Crypto Ipo Window Sensitivity To Macro/Geopolitics And Issuance Calendar

  • A CoinDesk article reported that Kraken is delaying IPO plans, though the speaker is uncertain whether the report is true.
  • Crypto IPO timing is described as contingent on risk market stabilization, with the IPO market described as shut down again amid the Iran war and with a need to avoid overlapping megadeals like OpenAI and SpaceX.
  • Kraken’s IPO is framed as likely within the next few years, with one view that it could happen next year and another that it could still happen this year absent a major market shock.
  • Many companies are described as wanting to complete IPOs before the next election.

Valuation And Market-Structure Disputes (L1 Value Capture; Interoperability Vs Concentration)

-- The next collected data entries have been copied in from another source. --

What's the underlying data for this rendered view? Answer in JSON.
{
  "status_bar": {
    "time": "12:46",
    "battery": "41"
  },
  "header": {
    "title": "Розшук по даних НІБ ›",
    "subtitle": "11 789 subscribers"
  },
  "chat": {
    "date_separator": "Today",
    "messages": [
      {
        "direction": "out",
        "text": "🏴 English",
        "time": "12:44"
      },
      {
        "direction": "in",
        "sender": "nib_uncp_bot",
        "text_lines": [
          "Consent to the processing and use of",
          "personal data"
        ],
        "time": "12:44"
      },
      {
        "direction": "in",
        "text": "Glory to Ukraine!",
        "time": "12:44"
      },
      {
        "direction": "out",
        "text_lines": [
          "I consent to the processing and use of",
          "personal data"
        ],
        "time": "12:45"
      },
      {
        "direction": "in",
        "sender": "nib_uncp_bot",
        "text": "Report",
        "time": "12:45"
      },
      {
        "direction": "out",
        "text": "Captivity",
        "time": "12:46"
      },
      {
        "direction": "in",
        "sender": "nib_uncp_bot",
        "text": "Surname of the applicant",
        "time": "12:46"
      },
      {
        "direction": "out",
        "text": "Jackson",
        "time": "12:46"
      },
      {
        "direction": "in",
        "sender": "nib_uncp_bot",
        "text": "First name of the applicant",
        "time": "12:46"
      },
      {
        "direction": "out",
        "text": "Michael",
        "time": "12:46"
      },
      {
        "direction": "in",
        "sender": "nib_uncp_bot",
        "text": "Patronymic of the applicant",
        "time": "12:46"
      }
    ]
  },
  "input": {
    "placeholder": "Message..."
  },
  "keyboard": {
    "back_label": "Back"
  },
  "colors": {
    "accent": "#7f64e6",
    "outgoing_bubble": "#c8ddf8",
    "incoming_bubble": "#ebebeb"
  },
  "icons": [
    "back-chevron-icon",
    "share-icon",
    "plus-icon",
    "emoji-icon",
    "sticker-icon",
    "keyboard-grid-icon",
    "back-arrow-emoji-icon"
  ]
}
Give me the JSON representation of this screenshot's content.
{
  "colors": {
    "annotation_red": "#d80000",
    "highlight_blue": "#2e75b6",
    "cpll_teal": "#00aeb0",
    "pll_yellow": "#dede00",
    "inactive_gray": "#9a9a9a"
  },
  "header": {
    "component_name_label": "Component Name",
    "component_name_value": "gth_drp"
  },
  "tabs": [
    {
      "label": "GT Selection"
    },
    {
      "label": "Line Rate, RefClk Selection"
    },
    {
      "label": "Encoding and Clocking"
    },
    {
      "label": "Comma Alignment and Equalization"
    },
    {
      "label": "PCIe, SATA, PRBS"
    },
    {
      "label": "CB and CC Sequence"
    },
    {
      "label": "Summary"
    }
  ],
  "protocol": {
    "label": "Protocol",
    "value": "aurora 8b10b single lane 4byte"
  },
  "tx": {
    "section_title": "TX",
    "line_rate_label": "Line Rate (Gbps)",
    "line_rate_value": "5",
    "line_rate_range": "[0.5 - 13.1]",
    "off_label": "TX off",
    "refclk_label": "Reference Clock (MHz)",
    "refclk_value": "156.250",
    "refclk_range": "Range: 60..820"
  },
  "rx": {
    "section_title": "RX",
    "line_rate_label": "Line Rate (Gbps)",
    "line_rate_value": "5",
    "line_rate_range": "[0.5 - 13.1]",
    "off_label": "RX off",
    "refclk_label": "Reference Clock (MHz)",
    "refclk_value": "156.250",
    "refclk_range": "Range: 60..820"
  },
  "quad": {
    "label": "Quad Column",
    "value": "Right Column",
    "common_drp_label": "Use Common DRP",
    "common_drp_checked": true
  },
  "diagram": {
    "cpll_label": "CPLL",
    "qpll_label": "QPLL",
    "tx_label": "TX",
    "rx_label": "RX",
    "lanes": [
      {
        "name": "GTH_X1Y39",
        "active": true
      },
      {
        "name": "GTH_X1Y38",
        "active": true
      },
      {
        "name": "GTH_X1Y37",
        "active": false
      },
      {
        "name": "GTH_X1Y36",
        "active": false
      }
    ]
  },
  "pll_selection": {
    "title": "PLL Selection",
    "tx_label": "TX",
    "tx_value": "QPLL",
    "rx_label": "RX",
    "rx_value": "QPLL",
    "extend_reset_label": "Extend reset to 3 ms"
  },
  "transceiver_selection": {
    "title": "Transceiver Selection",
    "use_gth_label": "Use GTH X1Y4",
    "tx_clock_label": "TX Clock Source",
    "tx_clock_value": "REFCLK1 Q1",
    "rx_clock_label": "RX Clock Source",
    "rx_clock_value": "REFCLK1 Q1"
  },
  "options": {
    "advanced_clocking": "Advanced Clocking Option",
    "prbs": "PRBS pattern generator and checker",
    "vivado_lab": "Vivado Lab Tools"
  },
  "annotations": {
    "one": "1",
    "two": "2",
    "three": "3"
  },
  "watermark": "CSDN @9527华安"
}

  • Within the discussion, one view argues that revenue multiples are the wrong framework for valuing L1s, while another view argues revenue plus MEV (REV) is a useful forcing function for underwriting value capture.
  • One view argues interoperability will not prevent volume concentration because infrastructure providers try to own and retain users rather than share them across chains.
  • Another view argues no single chain will win all activity because an abstracted routing layer may route users to best execution across chains.

Watchlist

  • WTI futures backwardation is a key indicator for whether the market expects the oil supply shock to resolve quickly or persist.

Unknowns

  • Was the Strait of Hormuz actually closed, and if so for what duration and with what level of shipping disruption?
  • What is the verified operational impact (if any) of the alleged strike near South Pars on LNG exports and regional power markets?
  • What exact market instrument and timestamp support the claim that markets were pricing only one Fed cut this year, and how did that evolve post-episode?
  • What is the specific S&P tokenized index fund referenced, and can its AUM (~$500–$600M) be verified from primary reporting?
  • How are Hyperliquid’s REV numbers computed, and what is the net value capture after incentives, rebates, and any token emissions?

Investor overlay

Read-throughs

  • Payments-first chain design suggests potential stablecoin transfer share capture if distribution via payments partners drives real volume, with other activity priced out through dynamic fees.
  • High reported on-chain perps REV could imply a meaningful value-capture center for certain venues, with valuation debates hinging on how net revenue after incentives is defined and sustained.
  • Energy shock narrative implies macro risk sensitivity for crypto issuance and risk assets, with oil curve backwardation as a proxy for shock duration and rate-cut repricing.

What would confirm

  • Verified stablecoin transfer volumes and active payer and merchant metrics on the payments-first chain, alongside evidence that blockspace prioritization improves cost or reliability for transfers.
  • Standardized, independently verifiable REV or net revenue reconciliation for Hyperliquid after incentives, rebates, and emissions, plus evidence of sustained share versus competing perps launches.
  • Persistent WTI backwardation consistent with an ongoing supply shock, paired with observable shifts in market-implied rate cuts and coincident tightening in crypto IPO window conditions.

What would kill

  • Lack of organic activity for the payments-first chain beyond partner-distributed flows, or failure of economic incentives and dynamic fees to sustain stablecoin prioritization without congestion issues.
  • REV figures that materially overstate net value capture once incentives and emissions are accounted for, or rapid share loss to competing on-chain perps products.
  • If chokepoint closure and infrastructure strike claims prove untrue or operationally immaterial and WTI curve normalizes quickly, weakening the macro shock transmission thesis.